Let $f: \{-1,1\}^n \rightarrow \{-1,1\}$ be a Boolean function.

The Fourier expansion of $f$ is $$f(T) = \sum_{S \subseteq [n]} \widehat{f}(S)\ \chi_S(T)$$ where $\widehat{f}(S)$ are real numbers and $\chi_S(T)=\Pi_{i \in S} T_i$ is a parity function.

Let $d$ be the degree of the the Fourier expansion of $f$, i.e. $d= \max_{\widehat{f}(S)\neq 0} |S|$.

By Parseval's identity we have $$\sum_{S \subseteq [n]} \widehat{f}(S)^2=1$$

I am looking for a bound on
$$\sum_{S \subseteq [n]} |\widehat{f}(S)|$$

I think it is bounded by $d$. But I have neither a proof nor a counterexample for this claim. Can someone provide a proof or give a counterexample?

Answer 1

It is a standard fact that if $f:\{-,1,1\}^n \to \{-1,1\}$ is a function of Fourier degree $d$, then its Fourier coefficients are multiples of $2^{-d+1}$. In particular, every non-zero coefficient must be at least $2^{-d+1}$ in absolute value. Therefore, by Parseval, there are at most $2^{2(d-1)}$ non-zero coefficients, and so the spectral norm of $f$ is at most $$\sum_{S}|\hat{f}(S)| \leq \sqrt{2^{2(d-1)}}\sqrt{\sum_{S}\hat{f}(S)^2} = 2^{d-1}$$.

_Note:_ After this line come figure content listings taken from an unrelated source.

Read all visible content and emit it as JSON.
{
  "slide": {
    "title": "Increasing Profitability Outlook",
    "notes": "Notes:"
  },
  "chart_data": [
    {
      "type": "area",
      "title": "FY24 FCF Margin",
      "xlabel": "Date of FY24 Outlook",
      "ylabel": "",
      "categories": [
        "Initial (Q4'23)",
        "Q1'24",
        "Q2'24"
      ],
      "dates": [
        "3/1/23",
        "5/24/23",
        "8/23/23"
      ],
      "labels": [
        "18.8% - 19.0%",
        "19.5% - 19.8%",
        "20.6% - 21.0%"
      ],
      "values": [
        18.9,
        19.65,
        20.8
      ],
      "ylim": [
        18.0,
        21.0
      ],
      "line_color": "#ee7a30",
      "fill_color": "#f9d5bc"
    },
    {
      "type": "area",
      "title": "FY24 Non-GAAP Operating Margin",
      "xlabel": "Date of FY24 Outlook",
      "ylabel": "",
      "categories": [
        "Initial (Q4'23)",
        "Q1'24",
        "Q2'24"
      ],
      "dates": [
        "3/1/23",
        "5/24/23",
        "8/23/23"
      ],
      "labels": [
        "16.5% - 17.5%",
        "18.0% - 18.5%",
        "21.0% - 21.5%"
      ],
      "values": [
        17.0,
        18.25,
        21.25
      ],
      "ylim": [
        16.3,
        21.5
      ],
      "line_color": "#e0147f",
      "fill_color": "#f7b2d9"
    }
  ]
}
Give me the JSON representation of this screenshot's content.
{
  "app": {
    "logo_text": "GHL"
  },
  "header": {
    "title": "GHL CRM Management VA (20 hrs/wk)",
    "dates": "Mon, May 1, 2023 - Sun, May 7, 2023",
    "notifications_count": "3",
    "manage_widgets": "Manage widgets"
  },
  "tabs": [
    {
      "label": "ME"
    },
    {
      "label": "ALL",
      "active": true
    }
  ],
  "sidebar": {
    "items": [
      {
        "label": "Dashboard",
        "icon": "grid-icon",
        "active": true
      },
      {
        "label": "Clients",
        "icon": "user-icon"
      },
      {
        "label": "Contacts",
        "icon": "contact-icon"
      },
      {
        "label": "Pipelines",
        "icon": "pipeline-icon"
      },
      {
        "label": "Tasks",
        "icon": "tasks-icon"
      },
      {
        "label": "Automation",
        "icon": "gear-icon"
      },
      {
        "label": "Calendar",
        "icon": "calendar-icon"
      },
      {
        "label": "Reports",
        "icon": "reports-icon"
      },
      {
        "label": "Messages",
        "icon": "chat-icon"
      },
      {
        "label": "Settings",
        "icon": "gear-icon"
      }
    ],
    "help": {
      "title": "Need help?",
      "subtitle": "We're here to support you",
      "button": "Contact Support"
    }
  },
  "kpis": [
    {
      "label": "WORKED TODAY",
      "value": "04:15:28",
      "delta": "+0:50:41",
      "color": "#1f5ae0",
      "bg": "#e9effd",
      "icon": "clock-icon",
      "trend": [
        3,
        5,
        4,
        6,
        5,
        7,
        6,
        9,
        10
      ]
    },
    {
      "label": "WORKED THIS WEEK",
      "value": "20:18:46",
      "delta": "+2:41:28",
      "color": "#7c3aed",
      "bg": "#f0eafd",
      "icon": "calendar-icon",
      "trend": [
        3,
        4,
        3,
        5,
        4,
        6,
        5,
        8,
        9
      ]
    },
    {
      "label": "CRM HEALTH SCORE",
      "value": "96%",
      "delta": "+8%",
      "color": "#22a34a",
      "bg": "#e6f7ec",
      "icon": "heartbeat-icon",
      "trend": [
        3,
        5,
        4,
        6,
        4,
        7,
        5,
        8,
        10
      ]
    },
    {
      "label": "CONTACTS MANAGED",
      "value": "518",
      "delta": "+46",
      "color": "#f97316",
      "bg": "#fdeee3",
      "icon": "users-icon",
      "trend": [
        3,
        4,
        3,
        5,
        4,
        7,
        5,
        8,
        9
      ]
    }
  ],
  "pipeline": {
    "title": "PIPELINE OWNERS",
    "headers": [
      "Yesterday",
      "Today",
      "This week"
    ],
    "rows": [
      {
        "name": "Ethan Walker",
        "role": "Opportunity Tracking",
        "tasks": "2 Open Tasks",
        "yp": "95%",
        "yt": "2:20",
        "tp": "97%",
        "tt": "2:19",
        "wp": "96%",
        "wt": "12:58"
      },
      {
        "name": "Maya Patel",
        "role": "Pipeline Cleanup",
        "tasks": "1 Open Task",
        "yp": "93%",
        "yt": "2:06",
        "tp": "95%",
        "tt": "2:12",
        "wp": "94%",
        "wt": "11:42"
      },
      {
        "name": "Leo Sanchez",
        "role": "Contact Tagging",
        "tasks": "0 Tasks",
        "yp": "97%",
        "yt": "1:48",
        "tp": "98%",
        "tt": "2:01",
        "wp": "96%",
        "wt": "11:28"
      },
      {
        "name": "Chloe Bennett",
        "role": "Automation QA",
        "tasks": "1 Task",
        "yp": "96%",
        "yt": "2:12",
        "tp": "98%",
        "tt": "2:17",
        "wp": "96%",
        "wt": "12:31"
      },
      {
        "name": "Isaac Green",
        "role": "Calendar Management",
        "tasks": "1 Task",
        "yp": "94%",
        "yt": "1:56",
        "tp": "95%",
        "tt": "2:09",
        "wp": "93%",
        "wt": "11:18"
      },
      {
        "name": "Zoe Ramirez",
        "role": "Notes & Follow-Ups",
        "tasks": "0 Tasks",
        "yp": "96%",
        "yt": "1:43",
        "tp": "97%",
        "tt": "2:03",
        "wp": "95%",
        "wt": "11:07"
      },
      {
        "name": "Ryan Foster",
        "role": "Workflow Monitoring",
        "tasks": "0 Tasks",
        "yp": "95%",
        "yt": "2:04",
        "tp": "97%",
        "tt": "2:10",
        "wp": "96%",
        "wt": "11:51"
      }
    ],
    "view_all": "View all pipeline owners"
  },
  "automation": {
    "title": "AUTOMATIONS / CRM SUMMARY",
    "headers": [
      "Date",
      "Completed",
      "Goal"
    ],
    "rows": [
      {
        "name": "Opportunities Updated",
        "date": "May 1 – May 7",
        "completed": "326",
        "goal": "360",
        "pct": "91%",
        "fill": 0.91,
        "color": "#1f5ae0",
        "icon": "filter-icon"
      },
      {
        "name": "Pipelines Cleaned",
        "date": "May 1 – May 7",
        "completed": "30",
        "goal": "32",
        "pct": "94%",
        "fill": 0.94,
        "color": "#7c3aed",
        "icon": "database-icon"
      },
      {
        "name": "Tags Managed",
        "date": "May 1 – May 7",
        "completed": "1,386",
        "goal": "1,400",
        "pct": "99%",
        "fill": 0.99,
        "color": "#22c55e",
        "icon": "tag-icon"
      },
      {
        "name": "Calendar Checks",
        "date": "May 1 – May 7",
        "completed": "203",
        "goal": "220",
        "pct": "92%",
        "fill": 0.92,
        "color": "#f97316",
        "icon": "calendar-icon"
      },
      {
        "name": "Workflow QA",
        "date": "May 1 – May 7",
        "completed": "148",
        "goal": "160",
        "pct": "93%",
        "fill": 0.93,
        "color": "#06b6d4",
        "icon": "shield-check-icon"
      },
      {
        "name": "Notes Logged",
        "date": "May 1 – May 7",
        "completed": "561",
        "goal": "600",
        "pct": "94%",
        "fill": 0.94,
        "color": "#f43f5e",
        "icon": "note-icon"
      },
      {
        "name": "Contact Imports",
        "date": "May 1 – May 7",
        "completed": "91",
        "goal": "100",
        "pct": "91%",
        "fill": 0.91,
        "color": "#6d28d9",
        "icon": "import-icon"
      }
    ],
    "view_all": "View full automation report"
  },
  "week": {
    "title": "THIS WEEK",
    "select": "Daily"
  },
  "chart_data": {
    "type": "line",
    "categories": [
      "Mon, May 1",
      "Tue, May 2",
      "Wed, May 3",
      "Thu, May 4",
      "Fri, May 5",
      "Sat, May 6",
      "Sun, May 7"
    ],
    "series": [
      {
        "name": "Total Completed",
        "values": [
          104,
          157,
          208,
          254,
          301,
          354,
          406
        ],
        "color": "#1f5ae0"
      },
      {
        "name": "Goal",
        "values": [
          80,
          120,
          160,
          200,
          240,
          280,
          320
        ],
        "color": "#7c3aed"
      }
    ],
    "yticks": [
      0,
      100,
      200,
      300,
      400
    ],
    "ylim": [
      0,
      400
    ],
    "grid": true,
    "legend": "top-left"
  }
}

This bound is tight. For example the complete binary decision tree of depth $d$ has spectral norm $2^{d-1}$. This can be shown, e.g., by induction on $d$. The address function has also maximal possible spectral norm.

Answer 2

For the Inner Product function that quantity is $2^{n/2}$, which is the largest possible value.